During the last six years, Zoë Poluch has lived a nomadic life in which
she was mostly on tour or in residence. Recently, she gave up this constant
movement for an apartment in Brussels. She felt the need to stay somewhere
for a while and her new job for Cie Isabella Soupart enables her to do
that. Her life changed quite intensively; she switched from a very
irregular work schedule to a regular one. Her former schedule meant that
she had a big sense of freedom, but moving around also meant moving in and
out of peoples lives and feeling alone. One of her top priorities at the
moment is integrating life and work as much as possible. What attracted her
to Brussels at first is, among others, the way she could train here and the
different way of working/dancing, which she describes as horizontal. With
horizontal she means more floorwork in the physical sense and
socially/organisationally she compares it with micro-communities of
specific interests rather than a grand hierarchy with an ideal and one way
to move up, its more moving around. Brussels is like a village to her,
which does not mean she feels at home (yet). She feels that shes not from
here. In her job in Belgium she experiences a language barrier.
According to Poluch, the dance community comprises Ť all the people from
the dance field who frequent performances, classes, workshops and bars ť.
She considers herself as a member of this community that she defines as her
social network : her social interaction is more or less limited to other
dancers. She feels recognized as a person by her community, but receives
insufficient recognition for her work. When she compares the dance
community of her home country Canada to that of Brussels, she notices that
there is a greater hierarchy in the Canadian dance community, with a bigger
distance between creator and dancer. A collaborative spirit is not as
important in Canada as it is for example in Brussels.
Poluch distinguishes several subcommunities within the Brussels dance
community. A first group comprises the unemployed dancers who frequent
studios, workshops etc. and want to become part of the scene. The second
group are people working in renowned companies like Rosas, Les Ballets C de
la B, ZOO, Fabre, Needcompany or Ultima Vez. She considers each of those
companies a micro community because they tour and work together intensively
and become tight social circles. The PARTS students form a third
subcommunity and the last category are the people who have been in Brussels
for a very long time, who have their work and their family here.

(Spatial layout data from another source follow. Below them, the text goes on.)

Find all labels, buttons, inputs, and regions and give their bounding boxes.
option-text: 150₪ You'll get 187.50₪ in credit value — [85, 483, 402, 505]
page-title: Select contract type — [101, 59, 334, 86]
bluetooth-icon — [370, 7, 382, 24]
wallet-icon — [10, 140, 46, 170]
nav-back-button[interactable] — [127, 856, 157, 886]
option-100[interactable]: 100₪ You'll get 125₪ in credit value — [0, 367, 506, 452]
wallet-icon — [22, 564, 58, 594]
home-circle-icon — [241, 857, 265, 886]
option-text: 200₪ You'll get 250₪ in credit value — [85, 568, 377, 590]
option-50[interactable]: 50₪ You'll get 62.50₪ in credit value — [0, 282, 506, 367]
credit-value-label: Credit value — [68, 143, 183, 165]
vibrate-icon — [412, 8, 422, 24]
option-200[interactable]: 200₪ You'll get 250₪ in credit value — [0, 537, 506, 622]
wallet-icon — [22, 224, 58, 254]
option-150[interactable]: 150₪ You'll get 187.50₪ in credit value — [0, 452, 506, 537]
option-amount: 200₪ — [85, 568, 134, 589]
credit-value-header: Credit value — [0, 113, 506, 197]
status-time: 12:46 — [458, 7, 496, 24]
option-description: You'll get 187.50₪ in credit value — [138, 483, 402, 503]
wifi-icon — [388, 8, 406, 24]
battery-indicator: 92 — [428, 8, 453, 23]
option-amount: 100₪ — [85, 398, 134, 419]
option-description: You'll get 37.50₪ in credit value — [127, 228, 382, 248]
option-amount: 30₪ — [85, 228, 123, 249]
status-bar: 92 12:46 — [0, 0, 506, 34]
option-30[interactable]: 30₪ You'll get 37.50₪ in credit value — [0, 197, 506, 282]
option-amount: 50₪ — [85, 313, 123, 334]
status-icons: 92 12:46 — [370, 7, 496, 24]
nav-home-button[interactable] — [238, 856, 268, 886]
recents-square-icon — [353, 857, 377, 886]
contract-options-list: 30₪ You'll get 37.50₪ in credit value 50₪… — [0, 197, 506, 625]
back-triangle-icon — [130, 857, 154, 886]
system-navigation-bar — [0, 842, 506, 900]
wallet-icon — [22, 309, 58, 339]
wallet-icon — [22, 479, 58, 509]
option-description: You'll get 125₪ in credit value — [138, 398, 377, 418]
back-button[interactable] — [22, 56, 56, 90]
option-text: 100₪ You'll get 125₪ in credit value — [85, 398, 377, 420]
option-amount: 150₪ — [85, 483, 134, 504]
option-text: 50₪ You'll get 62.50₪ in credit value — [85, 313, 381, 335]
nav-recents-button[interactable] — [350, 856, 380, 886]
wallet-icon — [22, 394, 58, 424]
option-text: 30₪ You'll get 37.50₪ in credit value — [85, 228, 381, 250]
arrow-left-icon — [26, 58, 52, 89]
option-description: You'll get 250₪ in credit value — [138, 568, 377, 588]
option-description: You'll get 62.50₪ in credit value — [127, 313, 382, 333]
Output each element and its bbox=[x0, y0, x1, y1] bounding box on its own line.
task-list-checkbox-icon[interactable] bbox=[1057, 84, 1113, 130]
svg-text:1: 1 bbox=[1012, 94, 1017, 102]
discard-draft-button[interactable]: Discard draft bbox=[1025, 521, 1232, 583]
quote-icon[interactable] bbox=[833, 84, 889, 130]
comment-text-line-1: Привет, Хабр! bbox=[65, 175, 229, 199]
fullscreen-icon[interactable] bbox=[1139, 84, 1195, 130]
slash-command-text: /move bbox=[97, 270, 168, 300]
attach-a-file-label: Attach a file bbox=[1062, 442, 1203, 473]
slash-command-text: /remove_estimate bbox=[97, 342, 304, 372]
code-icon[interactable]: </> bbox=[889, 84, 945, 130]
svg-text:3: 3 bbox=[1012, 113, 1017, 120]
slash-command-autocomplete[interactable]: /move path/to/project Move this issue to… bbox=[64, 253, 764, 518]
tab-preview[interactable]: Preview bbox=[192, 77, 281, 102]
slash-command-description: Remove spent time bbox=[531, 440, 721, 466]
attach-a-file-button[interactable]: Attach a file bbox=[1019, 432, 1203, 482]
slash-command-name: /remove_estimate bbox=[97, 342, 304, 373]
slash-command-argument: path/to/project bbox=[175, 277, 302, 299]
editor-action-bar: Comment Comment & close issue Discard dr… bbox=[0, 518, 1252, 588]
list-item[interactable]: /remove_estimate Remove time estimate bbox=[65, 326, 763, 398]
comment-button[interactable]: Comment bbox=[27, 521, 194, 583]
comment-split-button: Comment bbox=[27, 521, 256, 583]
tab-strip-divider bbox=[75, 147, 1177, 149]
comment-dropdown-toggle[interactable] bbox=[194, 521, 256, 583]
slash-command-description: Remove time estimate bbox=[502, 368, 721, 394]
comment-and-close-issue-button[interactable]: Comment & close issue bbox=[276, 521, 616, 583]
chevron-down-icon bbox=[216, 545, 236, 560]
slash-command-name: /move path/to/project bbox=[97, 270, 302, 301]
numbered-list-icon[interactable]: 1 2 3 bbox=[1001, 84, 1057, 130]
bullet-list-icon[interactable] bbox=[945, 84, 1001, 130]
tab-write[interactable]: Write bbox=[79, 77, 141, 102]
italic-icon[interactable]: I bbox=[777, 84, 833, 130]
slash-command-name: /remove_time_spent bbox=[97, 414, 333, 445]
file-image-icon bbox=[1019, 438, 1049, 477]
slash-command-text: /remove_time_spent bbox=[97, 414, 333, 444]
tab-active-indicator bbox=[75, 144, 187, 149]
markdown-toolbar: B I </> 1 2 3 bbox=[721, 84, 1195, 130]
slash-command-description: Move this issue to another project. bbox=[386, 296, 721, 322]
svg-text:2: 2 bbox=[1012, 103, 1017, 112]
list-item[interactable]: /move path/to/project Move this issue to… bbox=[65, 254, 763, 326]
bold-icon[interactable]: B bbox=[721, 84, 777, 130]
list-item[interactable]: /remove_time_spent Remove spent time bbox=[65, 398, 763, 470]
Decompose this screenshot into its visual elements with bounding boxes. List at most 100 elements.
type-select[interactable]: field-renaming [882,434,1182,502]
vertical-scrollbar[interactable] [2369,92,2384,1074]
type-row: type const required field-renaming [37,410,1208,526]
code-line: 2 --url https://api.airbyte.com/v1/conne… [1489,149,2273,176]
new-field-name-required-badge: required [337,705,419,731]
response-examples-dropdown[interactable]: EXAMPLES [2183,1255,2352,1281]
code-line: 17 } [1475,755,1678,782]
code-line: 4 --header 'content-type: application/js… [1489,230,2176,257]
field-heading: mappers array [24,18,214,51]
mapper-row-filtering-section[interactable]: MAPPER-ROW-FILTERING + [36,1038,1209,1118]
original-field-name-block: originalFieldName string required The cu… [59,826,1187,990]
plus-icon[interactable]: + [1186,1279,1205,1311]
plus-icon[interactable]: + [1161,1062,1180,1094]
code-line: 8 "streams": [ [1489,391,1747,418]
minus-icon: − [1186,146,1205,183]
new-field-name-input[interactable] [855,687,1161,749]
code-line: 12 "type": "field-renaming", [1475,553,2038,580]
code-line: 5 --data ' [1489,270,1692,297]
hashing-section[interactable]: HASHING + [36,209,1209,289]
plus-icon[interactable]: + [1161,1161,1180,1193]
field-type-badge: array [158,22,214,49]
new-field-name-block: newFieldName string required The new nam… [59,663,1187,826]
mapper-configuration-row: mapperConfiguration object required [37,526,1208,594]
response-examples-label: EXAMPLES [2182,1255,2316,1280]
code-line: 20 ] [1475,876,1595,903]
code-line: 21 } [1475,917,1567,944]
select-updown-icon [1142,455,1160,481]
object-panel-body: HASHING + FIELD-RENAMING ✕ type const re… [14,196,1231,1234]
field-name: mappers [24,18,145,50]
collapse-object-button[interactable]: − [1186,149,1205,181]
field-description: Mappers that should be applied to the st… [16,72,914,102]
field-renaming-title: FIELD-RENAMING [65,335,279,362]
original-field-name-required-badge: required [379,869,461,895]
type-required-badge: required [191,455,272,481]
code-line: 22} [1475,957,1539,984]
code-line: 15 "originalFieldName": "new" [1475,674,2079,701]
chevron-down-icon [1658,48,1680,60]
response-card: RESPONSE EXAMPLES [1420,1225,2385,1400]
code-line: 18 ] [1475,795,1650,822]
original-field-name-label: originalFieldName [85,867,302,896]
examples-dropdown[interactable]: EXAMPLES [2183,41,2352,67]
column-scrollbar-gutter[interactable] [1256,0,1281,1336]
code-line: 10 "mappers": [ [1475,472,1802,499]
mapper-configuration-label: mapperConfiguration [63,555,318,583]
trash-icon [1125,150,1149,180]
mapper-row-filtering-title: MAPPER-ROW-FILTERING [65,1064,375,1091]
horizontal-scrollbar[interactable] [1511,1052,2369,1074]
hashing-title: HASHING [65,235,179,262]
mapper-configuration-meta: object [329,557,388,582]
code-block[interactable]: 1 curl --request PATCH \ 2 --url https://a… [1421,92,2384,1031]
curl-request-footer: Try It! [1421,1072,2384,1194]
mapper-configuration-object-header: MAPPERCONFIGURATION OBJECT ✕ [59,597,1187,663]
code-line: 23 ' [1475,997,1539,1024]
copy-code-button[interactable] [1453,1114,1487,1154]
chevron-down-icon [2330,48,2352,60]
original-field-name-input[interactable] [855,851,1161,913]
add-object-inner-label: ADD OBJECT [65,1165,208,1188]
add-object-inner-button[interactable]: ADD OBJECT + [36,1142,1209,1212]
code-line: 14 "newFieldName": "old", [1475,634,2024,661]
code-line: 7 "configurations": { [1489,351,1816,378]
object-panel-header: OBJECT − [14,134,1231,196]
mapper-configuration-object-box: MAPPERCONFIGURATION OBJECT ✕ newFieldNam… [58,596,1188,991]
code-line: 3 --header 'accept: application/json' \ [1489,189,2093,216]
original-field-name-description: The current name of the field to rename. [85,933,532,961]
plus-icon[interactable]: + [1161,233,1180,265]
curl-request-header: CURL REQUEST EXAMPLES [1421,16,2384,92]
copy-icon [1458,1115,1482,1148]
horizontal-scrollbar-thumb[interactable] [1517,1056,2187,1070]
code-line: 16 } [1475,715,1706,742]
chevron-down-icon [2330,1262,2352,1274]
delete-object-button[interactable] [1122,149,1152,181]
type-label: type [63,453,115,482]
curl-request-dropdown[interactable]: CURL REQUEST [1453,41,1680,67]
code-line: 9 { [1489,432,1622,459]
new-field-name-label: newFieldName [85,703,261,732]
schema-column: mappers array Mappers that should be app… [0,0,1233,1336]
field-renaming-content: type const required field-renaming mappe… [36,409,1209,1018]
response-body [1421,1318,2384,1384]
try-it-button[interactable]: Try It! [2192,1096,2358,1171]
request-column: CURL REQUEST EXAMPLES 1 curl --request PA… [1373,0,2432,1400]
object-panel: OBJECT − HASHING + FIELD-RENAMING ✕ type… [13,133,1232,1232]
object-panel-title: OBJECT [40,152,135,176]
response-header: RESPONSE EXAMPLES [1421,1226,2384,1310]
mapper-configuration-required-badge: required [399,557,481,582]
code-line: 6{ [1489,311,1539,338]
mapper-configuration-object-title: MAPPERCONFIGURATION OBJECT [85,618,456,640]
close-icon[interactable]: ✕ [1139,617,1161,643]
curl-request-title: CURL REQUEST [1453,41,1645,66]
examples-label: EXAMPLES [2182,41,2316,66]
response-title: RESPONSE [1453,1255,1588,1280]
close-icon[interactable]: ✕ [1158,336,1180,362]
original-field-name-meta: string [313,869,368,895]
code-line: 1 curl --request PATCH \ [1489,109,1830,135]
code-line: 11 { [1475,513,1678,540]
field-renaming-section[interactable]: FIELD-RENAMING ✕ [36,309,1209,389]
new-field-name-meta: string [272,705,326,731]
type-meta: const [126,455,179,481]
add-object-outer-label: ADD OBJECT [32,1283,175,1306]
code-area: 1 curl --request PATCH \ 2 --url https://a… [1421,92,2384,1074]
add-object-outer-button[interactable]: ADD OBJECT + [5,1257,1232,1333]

She also
mentions a sub-community or strata of teachers that frequent the same
network of studios and festivals, as well as an intermedia/performance
community that defines itself on the margins of dance + includes other
collaborations (i.e. Poni). Finally she also identifies temporary
communities that form around one time that passes through Brussels which
they are part of or are following. (i.e. Frey Fausts nomadic collage and
all of his devotees or a small company in residency here, or one staying to
import/relocate themselves). Getting access to the professional scene is
not that easy (informal contacts seem to be most successful), as a result a
lot of would-be dancers float from one workshop to the other and do some
illegal jobs on the side. Poluch used to belong to this group of unemployed
dancers when she moved to Montreal and consciously tried to be part of the
dance community. Networking used to be an important part of her life at
the time; now she goes to performances to be aware of how the medium of
dance evolves and to keep informed about the work of others. Not having a
job is hard, she admits; even more so psychologically than financially.